Baru jalan sebentar, saya kembali berhenti. Abis gimana, pemandangan ciamik sayang kalau dilewatkan. Dari dusun tersebut, juga terlihat bukit-bukit berbatu alami yang menciptakan ngarai-ngarai ciamik. Sayangnya, pesona alam yang luar biasa indah belum mendapat perhatian serius dari pemerintah.

Pakde Madiyo bilang ke saya kalau desanya tidak pernah dapat penyuluhan. Waduh, kok bisa daerah segini bagus dicuekin pemerintah. "Camatnya tidak pernah datang, kalau Lurah beberapa kali datang karena kan setiap lima tahun sekali berganti-ganti."

Miris juga nih daerah. Mungkin gak cuma Gunung Kidul yang diabaikan, banyak daerah yang punya potensi wisata luar biasa cuma jadi bahan cerita. Beruntung saya bisa nginjekin kaki di Gunung Kidul.

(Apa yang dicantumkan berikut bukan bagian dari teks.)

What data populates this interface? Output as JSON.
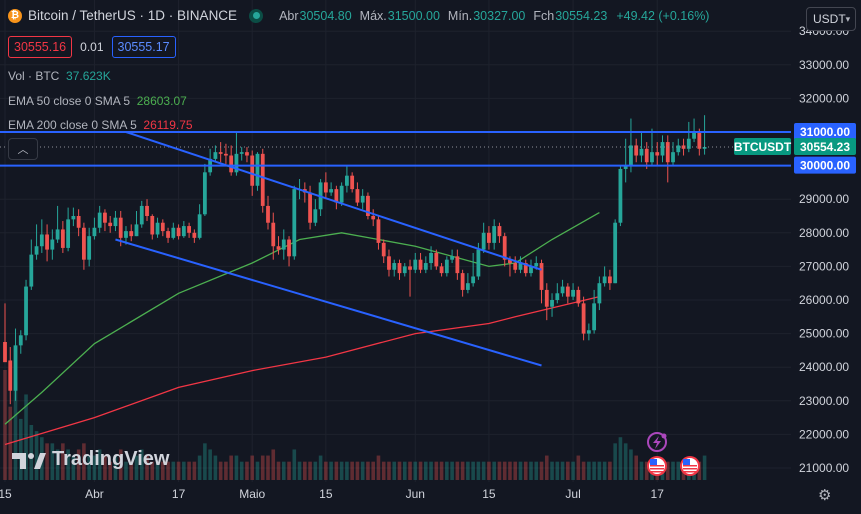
{
  "header": {
    "coin_glyph": "₿",
    "symbol": "Bitcoin / TetherUS · 1D · BINANCE",
    "ohlc": [
      {
        "label": "Abr",
        "value": "30504.80"
      },
      {
        "label": "Máx.",
        "value": "31500.00"
      },
      {
        "label": "Mín.",
        "value": "30327.00"
      },
      {
        "label": "Fch",
        "value": "30554.23"
      }
    ],
    "change": "+49.42 (+0.16%)"
  },
  "trade": {
    "sell": "30555.16",
    "spread": "0.01",
    "buy": "30555.17"
  },
  "indicators": {
    "volume": {
      "name": "Vol · BTC",
      "value": "37.623K",
      "color": "#26a69a"
    },
    "ema50": {
      "name": "EMA 50 close 0 SMA 5",
      "value": "28603.07",
      "color": "#4caf50"
    },
    "ema200": {
      "name": "EMA 200 close 0 SMA 5",
      "value": "26119.75",
      "color": "#f23645"
    }
  },
  "currency_selector": {
    "value": "USDT"
  },
  "branding": {
    "logo_text": "TradingView"
  },
  "chart_data": {
    "type": "candlestick",
    "y_axis": {
      "ticks": [
        "34000.00",
        "33000.00",
        "32000.00",
        "31000.00",
        "30000.00",
        "29000.00",
        "28000.00",
        "27000.00",
        "26000.00",
        "25000.00",
        "24000.00",
        "23000.00",
        "22000.00",
        "21000.00"
      ],
      "range": [
        20700,
        34100
      ]
    },
    "x_axis": {
      "ticks": [
        "15",
        "Abr",
        "17",
        "Maio",
        "15",
        "Jun",
        "15",
        "Jul",
        "17"
      ],
      "tick_dates": [
        "2023-03-15",
        "2023-04-01",
        "2023-04-17",
        "2023-05-01",
        "2023-05-15",
        "2023-06-01",
        "2023-06-15",
        "2023-07-01",
        "2023-07-17"
      ]
    },
    "dates": [
      "2023-03-15",
      "2023-07-06"
    ],
    "horizontal_levels": [
      31000,
      30000
    ],
    "price_labels": [
      {
        "text": "31000.00",
        "kind": "level"
      },
      {
        "text": "BTCUSDT",
        "kind": "symbol"
      },
      {
        "text": "30554.23",
        "kind": "last"
      },
      {
        "text": "30000.00",
        "kind": "level"
      }
    ],
    "trend_channel": [
      {
        "from": {
          "date": "2023-04-07",
          "value": 31000
        },
        "to": {
          "date": "2023-06-25",
          "value": 26900
        }
      },
      {
        "from": {
          "date": "2023-04-05",
          "value": 27800
        },
        "to": {
          "date": "2023-06-25",
          "value": 24050
        }
      }
    ],
    "ohlc": [
      [
        24750,
        24150,
        25900,
        24200
      ],
      [
        24200,
        23300,
        24600,
        22900
      ],
      [
        23300,
        24650,
        25150,
        23000
      ],
      [
        24650,
        24950,
        25100,
        24400
      ],
      [
        24950,
        26400,
        26600,
        24800
      ],
      [
        26400,
        27350,
        27800,
        26300
      ],
      [
        27350,
        27600,
        28250,
        27200
      ],
      [
        27600,
        27950,
        28400,
        27400
      ],
      [
        27950,
        27500,
        28250,
        27150
      ],
      [
        27500,
        27800,
        28100,
        27200
      ],
      [
        27800,
        28100,
        28800,
        27700
      ],
      [
        28100,
        27550,
        28350,
        27400
      ],
      [
        27550,
        28400,
        28750,
        27450
      ],
      [
        28400,
        28500,
        28750,
        28200
      ],
      [
        28500,
        28150,
        28700,
        27900
      ],
      [
        28150,
        27200,
        28300,
        26900
      ],
      [
        27200,
        27900,
        28150,
        27000
      ],
      [
        27900,
        28150,
        28450,
        27800
      ],
      [
        28150,
        28600,
        28800,
        28000
      ],
      [
        28600,
        28300,
        28700,
        28050
      ],
      [
        28300,
        28200,
        28500,
        28000
      ],
      [
        28200,
        28450,
        28650,
        28050
      ],
      [
        28450,
        27850,
        28650,
        27600
      ],
      [
        27850,
        28050,
        28200,
        27650
      ],
      [
        28050,
        27900,
        28250,
        27750
      ],
      [
        27900,
        28250,
        28650,
        27900
      ],
      [
        28250,
        28800,
        28950,
        28150
      ],
      [
        28800,
        28500,
        29000,
        28350
      ],
      [
        28500,
        27950,
        28550,
        27800
      ],
      [
        27950,
        28300,
        28450,
        27850
      ],
      [
        28300,
        28050,
        28400,
        27900
      ],
      [
        28050,
        27850,
        28150,
        27700
      ],
      [
        27850,
        28150,
        28300,
        27800
      ],
      [
        28150,
        27900,
        28250,
        27800
      ],
      [
        27900,
        28200,
        28350,
        27850
      ],
      [
        28200,
        28000,
        28300,
        27850
      ],
      [
        28000,
        27850,
        28100,
        27700
      ],
      [
        27850,
        28550,
        28850,
        27800
      ],
      [
        28550,
        29800,
        30050,
        28500
      ],
      [
        29800,
        30200,
        30500,
        29700
      ],
      [
        30200,
        30400,
        30600,
        30100
      ],
      [
        30400,
        30350,
        30700,
        30100
      ],
      [
        30350,
        30300,
        30650,
        30050
      ],
      [
        30300,
        29800,
        30600,
        29700
      ],
      [
        29800,
        30350,
        31000,
        29700
      ],
      [
        30350,
        30400,
        30550,
        30150
      ],
      [
        30400,
        30300,
        30550,
        30100
      ],
      [
        30300,
        29400,
        30450,
        29100
      ],
      [
        29400,
        30350,
        30400,
        29250
      ],
      [
        30350,
        28800,
        30500,
        28600
      ],
      [
        28800,
        28300,
        29100,
        28100
      ],
      [
        28300,
        27600,
        28600,
        27200
      ],
      [
        27600,
        27500,
        27900,
        27350
      ],
      [
        27500,
        27800,
        28100,
        27200
      ],
      [
        27800,
        27300,
        27900,
        27000
      ],
      [
        27300,
        29300,
        29400,
        27200
      ],
      [
        29300,
        29300,
        29600,
        29000
      ],
      [
        29300,
        29200,
        29500,
        28900
      ],
      [
        29200,
        28300,
        29400,
        28100
      ],
      [
        28300,
        28700,
        29000,
        28200
      ],
      [
        28700,
        29500,
        29600,
        28500
      ],
      [
        29500,
        29200,
        29800,
        29000
      ],
      [
        29200,
        29300,
        29500,
        29100
      ],
      [
        29300,
        28900,
        29400,
        28700
      ],
      [
        28900,
        29400,
        29500,
        28800
      ],
      [
        29400,
        29700,
        30000,
        29200
      ],
      [
        29700,
        29300,
        29800,
        29200
      ],
      [
        29300,
        28900,
        29500,
        28800
      ],
      [
        28900,
        29100,
        29300,
        28700
      ],
      [
        29100,
        28500,
        29200,
        28400
      ],
      [
        28500,
        28400,
        28700,
        28200
      ],
      [
        28400,
        27700,
        28500,
        27500
      ],
      [
        27700,
        27300,
        27800,
        27100
      ],
      [
        27300,
        26900,
        27500,
        26700
      ],
      [
        26900,
        27100,
        27200,
        26700
      ],
      [
        27100,
        26800,
        27200,
        26600
      ],
      [
        26800,
        27000,
        27100,
        26700
      ],
      [
        27000,
        26900,
        27200,
        26100
      ],
      [
        26900,
        27200,
        27400,
        26800
      ],
      [
        27200,
        26900,
        27400,
        26800
      ],
      [
        26900,
        27100,
        27300,
        26800
      ],
      [
        27100,
        27400,
        27600,
        26900
      ],
      [
        27400,
        27000,
        27500,
        26900
      ],
      [
        27000,
        26800,
        27100,
        26700
      ],
      [
        26800,
        27200,
        27300,
        26700
      ],
      [
        27200,
        27300,
        27500,
        27100
      ],
      [
        27300,
        26800,
        27500,
        26600
      ],
      [
        26800,
        26300,
        26900,
        26100
      ],
      [
        26300,
        26500,
        26800,
        26200
      ],
      [
        26500,
        26700,
        27400,
        26400
      ],
      [
        26700,
        27500,
        27700,
        26600
      ],
      [
        27500,
        28000,
        28300,
        27400
      ],
      [
        28000,
        27700,
        28200,
        27500
      ],
      [
        27700,
        28200,
        28400,
        27500
      ],
      [
        28200,
        27900,
        28300,
        27700
      ],
      [
        27900,
        27200,
        28000,
        27000
      ],
      [
        27200,
        27100,
        27300,
        26700
      ],
      [
        27100,
        26900,
        27300,
        26800
      ],
      [
        26900,
        27100,
        27300,
        26800
      ],
      [
        27100,
        26800,
        27200,
        26700
      ],
      [
        26800,
        27000,
        27200,
        26700
      ],
      [
        27000,
        27100,
        27300,
        26900
      ],
      [
        27100,
        26300,
        27200,
        25900
      ],
      [
        26300,
        25800,
        26500,
        25400
      ],
      [
        25800,
        26000,
        26200,
        25500
      ],
      [
        26000,
        26200,
        26500,
        25900
      ],
      [
        26200,
        26400,
        26600,
        26100
      ],
      [
        26400,
        26100,
        26500,
        25900
      ],
      [
        26100,
        26300,
        26500,
        26000
      ],
      [
        26300,
        25900,
        26400,
        25800
      ],
      [
        25900,
        25000,
        26100,
        24800
      ],
      [
        25000,
        25100,
        25300,
        24800
      ],
      [
        25100,
        25900,
        26300,
        25000
      ],
      [
        25900,
        26500,
        26700,
        25700
      ],
      [
        26500,
        26700,
        27000,
        26400
      ],
      [
        26700,
        26500,
        26900,
        26300
      ],
      [
        26500,
        28300,
        28400,
        26500
      ],
      [
        28300,
        29900,
        30000,
        28200
      ],
      [
        29900,
        30000,
        30800,
        29500
      ],
      [
        30000,
        30600,
        31400,
        29800
      ],
      [
        30600,
        30300,
        30800,
        30100
      ],
      [
        30300,
        30500,
        31000,
        30100
      ],
      [
        30500,
        30100,
        30700,
        29900
      ],
      [
        30100,
        30400,
        31100,
        30000
      ],
      [
        30400,
        30300,
        30700,
        30000
      ],
      [
        30300,
        30700,
        30900,
        30100
      ],
      [
        30700,
        30100,
        30900,
        29500
      ],
      [
        30100,
        30400,
        30700,
        30000
      ],
      [
        30400,
        30600,
        30800,
        30300
      ],
      [
        30600,
        30500,
        30800,
        30300
      ],
      [
        30500,
        30800,
        31300,
        30400
      ],
      [
        30800,
        31000,
        31400,
        30700
      ],
      [
        31000,
        30500,
        31100,
        30300
      ],
      [
        30500,
        30554,
        31500,
        30327
      ]
    ],
    "volume": [
      18,
      12,
      16,
      10,
      14,
      9,
      8,
      7,
      6,
      6,
      5,
      6,
      5,
      4,
      5,
      6,
      4,
      4,
      5,
      4,
      3,
      4,
      5,
      3,
      3,
      4,
      5,
      4,
      3,
      3,
      3,
      3,
      3,
      3,
      3,
      3,
      3,
      4,
      6,
      5,
      4,
      3,
      3,
      4,
      4,
      3,
      3,
      4,
      3,
      4,
      4,
      5,
      3,
      3,
      3,
      5,
      3,
      3,
      3,
      3,
      4,
      3,
      3,
      3,
      3,
      3,
      3,
      3,
      3,
      3,
      3,
      4,
      3,
      3,
      3,
      3,
      3,
      3,
      3,
      3,
      3,
      3,
      3,
      3,
      3,
      3,
      3,
      3,
      3,
      3,
      3,
      3,
      3,
      3,
      3,
      3,
      3,
      3,
      3,
      3,
      3,
      3,
      3,
      4,
      3,
      3,
      3,
      3,
      3,
      4,
      3,
      3,
      3,
      3,
      3,
      3,
      6,
      7,
      6,
      5,
      4,
      3,
      3,
      3,
      3,
      3,
      3,
      3,
      3,
      3,
      3,
      3,
      3,
      4
    ],
    "ema50": [
      {
        "date": "2023-03-15",
        "value": 22300
      },
      {
        "date": "2023-03-22",
        "value": 23250
      },
      {
        "date": "2023-04-01",
        "value": 24700
      },
      {
        "date": "2023-04-17",
        "value": 26200
      },
      {
        "date": "2023-05-01",
        "value": 27100
      },
      {
        "date": "2023-05-10",
        "value": 27800
      },
      {
        "date": "2023-05-18",
        "value": 28000
      },
      {
        "date": "2023-06-01",
        "value": 27600
      },
      {
        "date": "2023-06-15",
        "value": 27000
      },
      {
        "date": "2023-06-20",
        "value": 27100
      },
      {
        "date": "2023-06-27",
        "value": 27800
      },
      {
        "date": "2023-07-06",
        "value": 28600
      }
    ],
    "ema200": [
      {
        "date": "2023-03-15",
        "value": 21700
      },
      {
        "date": "2023-04-01",
        "value": 22500
      },
      {
        "date": "2023-04-17",
        "value": 23400
      },
      {
        "date": "2023-05-01",
        "value": 23900
      },
      {
        "date": "2023-05-15",
        "value": 24300
      },
      {
        "date": "2023-06-01",
        "value": 25000
      },
      {
        "date": "2023-06-15",
        "value": 25300
      },
      {
        "date": "2023-06-20",
        "value": 25500
      },
      {
        "date": "2023-07-06",
        "value": 26100
      }
    ]
  },
  "colors": {
    "up": "#26a69a",
    "down": "#ef5350",
    "level_line": "#2962ff",
    "channel": "#2962ff",
    "background": "#131722",
    "grid": "#1e222d"
  }
}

Setelah berjalan 1,5 jam, saya akhirnya sampai ke puncak gunung. Ternyata rumah Pakde Madiyo yang cukup disegani di dusun itu berdiri anggun di ujung gunung. Rumah Joglo khas Yogyakarta yang hampir semua materilnya terbuat dari kayu jati. Dinding, pintu, jendela, hingga atapnya. Ah nyaman bener deh. Gak perlu gelar tenda. Cukup gelar tiker di lantai yang sudah dipelur semen sederhana. Saat sampai Azan Magrib lamat-lamat merambat dari bukit ke bukit, lalu sampai ke telinga. Saya siapkan kamera DSLR. Besok pasti seru hunting foto saat fajar datang. Tabik.